Barry’s Bootcamp: Don’t ask, Don’t tell.

So back on Thanksgiving day, my sister — who is a masters’ team swimmer, and a super leet athlete — dragged my blogging ass out of bed at the crack of 10AM and said, “We’re going to bootcamp.” Why, I asked? “Three words, Xeni: sweet potato pie.” She took me to this joint on La Cienega near Sunset called Barry’s Bootcamp — a small gym in the middle of a WeHo strip mall where that offers nothing but these really intense, tough classes designed to feel sort of like military workouts. Yeah, sure, it’s a LOT like the military — the military where everyone is either a really handsome gay man, or a blonde, silicone-enhanced, anorexic AMW (actress/model/whatever). Fair amount of star-spotting there, too, if you’re into that sort of thing (snort). Snark aside, it totally kicked my ass for an hour and $11, and I’ll be back.

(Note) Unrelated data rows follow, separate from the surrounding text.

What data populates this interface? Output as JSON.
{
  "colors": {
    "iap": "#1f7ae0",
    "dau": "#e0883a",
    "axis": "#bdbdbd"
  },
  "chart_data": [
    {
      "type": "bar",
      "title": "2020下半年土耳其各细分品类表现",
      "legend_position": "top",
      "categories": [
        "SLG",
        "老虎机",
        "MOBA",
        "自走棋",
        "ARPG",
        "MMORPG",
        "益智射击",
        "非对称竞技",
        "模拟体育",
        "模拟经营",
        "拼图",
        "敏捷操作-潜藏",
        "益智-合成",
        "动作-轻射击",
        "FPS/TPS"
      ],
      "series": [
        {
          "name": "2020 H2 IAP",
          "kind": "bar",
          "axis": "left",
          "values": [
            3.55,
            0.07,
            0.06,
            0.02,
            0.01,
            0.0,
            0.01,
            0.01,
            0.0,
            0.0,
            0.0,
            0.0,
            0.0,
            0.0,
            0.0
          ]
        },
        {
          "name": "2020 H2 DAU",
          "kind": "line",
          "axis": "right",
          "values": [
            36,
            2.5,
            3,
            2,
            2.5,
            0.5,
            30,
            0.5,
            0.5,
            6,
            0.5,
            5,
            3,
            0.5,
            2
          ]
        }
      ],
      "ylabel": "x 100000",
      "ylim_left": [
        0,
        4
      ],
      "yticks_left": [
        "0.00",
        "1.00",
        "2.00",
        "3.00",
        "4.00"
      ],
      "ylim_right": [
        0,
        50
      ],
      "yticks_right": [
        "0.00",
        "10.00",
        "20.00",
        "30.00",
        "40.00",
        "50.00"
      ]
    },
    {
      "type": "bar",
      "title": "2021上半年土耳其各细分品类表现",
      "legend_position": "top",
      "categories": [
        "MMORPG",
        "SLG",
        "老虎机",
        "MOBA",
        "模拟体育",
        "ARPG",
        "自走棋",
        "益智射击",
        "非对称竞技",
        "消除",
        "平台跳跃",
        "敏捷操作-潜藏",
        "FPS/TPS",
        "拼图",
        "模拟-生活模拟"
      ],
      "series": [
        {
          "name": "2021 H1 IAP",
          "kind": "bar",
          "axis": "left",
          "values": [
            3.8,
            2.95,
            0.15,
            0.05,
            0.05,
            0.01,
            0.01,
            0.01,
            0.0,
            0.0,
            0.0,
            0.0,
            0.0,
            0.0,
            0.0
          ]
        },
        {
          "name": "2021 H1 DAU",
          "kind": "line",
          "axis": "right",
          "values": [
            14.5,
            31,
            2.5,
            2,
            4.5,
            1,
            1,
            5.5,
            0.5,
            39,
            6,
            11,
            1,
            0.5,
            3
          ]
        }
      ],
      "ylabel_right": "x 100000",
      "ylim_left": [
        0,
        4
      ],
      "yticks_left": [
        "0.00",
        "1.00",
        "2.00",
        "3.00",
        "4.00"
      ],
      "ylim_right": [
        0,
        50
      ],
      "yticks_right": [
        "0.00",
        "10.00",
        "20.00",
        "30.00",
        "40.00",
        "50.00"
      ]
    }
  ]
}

Best thing about this place: you know those little rubber foamy mat things you have to use in gym classes? The ones that everyone else in the gym also uses and sweats all over? OK, this place actually CLEANS them. Like, between EACH CLASS. That alone — freedom from cooties — is worth $11 a pop. I’m thinking real bootcamp is probably not like that.